Example: "a chimpanzee could make an almost discontinuous jump to human level intelligence because it wasn't developing across the board. It was filling in a missing capability - symbolic intelligence - in an otherwise already very highly developed system. In other words, its starting point was staggeringly lopsided... [But] the lopsidedness is not occurring [in computers]. Obviously computer technology hasn't lagged in symbol processing - quite the contrary." (rwallace, The Curve of Capability)

Example: "Some species, such as humans, have mostly taken over the worlds of other species. The seeming reason for this is that there was virtually no sharing of the relevant information between species. In human society there is a lot of information sharing." (Katja Grace, How Far Can AI Jump?)

Response: It doesn't seem that symbol processing was the missing capability that made humans so powerful. Calculators have superior symbol processing, but have no power to rule the world. Also: many kinds of lopsidedness are occurring in computing technology that may allow a sudden discontinuous jump in AI abilities. In particular, we are amassing vast computational capacities without yet understanding the algorithmic keys to general intelligence.


"No small set of insights will lead to massive intelligence boost in AI."

Example: "...if there were a super mind theory that allowed vast mental efficiency gains all at once, but there isn’t.  Minds are vast complex structures full of parts that depend intricately on each other, much like the citizens of a city.  Minds, like cities, best improve gradually, because you just never know enough to manage a vast redesign of something with such complex inter-dependent adaptations." (Robin Hanson, Is the City-ularity Near?)

Example: "Now if you artificially hobble something so as to simultaneously reduce many of its capacities, then when you take away that limitation you may simultaneously improve a great many of its capabilities... But beyond removing artificial restrictions, it is very hard to simultaneously improve many diverse capacities.
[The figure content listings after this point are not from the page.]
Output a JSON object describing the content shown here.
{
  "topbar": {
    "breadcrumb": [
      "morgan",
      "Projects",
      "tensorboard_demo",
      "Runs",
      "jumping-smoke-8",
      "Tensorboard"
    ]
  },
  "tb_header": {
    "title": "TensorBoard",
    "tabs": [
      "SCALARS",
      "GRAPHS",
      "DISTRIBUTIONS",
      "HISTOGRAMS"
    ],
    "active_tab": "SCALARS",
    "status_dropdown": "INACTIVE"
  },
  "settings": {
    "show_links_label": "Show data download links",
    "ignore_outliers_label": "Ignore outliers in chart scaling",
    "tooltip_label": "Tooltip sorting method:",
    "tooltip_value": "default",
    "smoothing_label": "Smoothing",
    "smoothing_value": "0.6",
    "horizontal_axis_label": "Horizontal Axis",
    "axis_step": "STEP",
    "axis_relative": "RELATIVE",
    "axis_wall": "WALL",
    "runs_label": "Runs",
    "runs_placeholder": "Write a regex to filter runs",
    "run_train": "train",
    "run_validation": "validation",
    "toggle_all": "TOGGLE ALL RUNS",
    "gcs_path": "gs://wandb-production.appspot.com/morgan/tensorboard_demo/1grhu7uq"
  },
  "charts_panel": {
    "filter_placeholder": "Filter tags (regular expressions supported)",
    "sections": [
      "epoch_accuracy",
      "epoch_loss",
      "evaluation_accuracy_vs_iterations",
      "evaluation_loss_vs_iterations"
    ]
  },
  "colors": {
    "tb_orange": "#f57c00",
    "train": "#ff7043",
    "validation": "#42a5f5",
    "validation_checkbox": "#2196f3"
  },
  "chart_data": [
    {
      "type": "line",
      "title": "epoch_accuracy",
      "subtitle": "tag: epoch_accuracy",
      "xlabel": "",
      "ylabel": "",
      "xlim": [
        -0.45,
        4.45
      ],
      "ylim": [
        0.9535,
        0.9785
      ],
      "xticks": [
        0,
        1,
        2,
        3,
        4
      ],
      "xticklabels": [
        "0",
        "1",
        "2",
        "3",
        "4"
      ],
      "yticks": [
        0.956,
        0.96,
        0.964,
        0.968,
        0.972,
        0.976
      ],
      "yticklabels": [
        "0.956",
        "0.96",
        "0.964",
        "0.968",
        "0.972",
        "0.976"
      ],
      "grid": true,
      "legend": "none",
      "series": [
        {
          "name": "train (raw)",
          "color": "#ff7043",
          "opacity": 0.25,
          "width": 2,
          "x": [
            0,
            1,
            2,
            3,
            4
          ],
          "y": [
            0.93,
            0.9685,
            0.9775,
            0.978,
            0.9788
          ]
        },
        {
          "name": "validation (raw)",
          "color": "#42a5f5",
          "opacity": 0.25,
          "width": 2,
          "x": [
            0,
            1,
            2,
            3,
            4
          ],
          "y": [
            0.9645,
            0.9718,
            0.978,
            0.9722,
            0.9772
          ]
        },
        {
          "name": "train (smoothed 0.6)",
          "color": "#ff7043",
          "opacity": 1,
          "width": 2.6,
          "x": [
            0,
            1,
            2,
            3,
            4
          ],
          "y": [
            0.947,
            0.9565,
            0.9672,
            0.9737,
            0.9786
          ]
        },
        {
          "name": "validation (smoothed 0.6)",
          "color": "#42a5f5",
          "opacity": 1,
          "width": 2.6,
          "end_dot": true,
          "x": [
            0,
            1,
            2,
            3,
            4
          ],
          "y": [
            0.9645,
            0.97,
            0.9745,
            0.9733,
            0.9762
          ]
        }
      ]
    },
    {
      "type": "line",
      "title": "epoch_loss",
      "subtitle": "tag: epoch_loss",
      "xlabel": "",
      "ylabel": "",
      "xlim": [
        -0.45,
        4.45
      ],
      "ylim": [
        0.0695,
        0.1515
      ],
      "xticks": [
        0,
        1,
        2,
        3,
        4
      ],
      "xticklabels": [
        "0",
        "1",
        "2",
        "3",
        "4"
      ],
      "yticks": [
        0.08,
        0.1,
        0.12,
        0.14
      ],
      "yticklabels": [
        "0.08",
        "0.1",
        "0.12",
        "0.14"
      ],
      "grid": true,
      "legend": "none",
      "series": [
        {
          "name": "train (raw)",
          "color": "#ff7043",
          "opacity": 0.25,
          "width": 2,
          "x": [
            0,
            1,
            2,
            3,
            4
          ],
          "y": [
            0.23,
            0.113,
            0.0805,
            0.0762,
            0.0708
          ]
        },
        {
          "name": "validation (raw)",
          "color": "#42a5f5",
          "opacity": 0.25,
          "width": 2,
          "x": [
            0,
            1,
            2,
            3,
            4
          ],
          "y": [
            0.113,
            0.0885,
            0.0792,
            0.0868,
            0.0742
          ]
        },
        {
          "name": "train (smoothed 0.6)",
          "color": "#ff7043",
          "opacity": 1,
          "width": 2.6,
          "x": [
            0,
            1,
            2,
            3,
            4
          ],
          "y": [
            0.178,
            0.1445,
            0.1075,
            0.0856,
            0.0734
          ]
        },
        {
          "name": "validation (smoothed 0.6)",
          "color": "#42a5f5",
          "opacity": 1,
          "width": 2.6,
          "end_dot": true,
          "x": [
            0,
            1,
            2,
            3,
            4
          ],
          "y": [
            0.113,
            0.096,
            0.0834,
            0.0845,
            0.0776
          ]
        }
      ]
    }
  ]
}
Theories that help you improve capabilities are usually focused on a relatively narrow range of abilities – very general and useful theories are quite rare." (Robin Hanson, The Betterness Explosion)

Response: An intelligence explosion doesn't require a breakthrough that improves all capabilities at once. Rather, it requires an AI capable of improving its intelligence in a variety of ways. Then it can use the advantages of mere digitality (speed, copyability, goal coordination, etc.) to improve its intelligence in dozens or thousands of ways relatively quickly.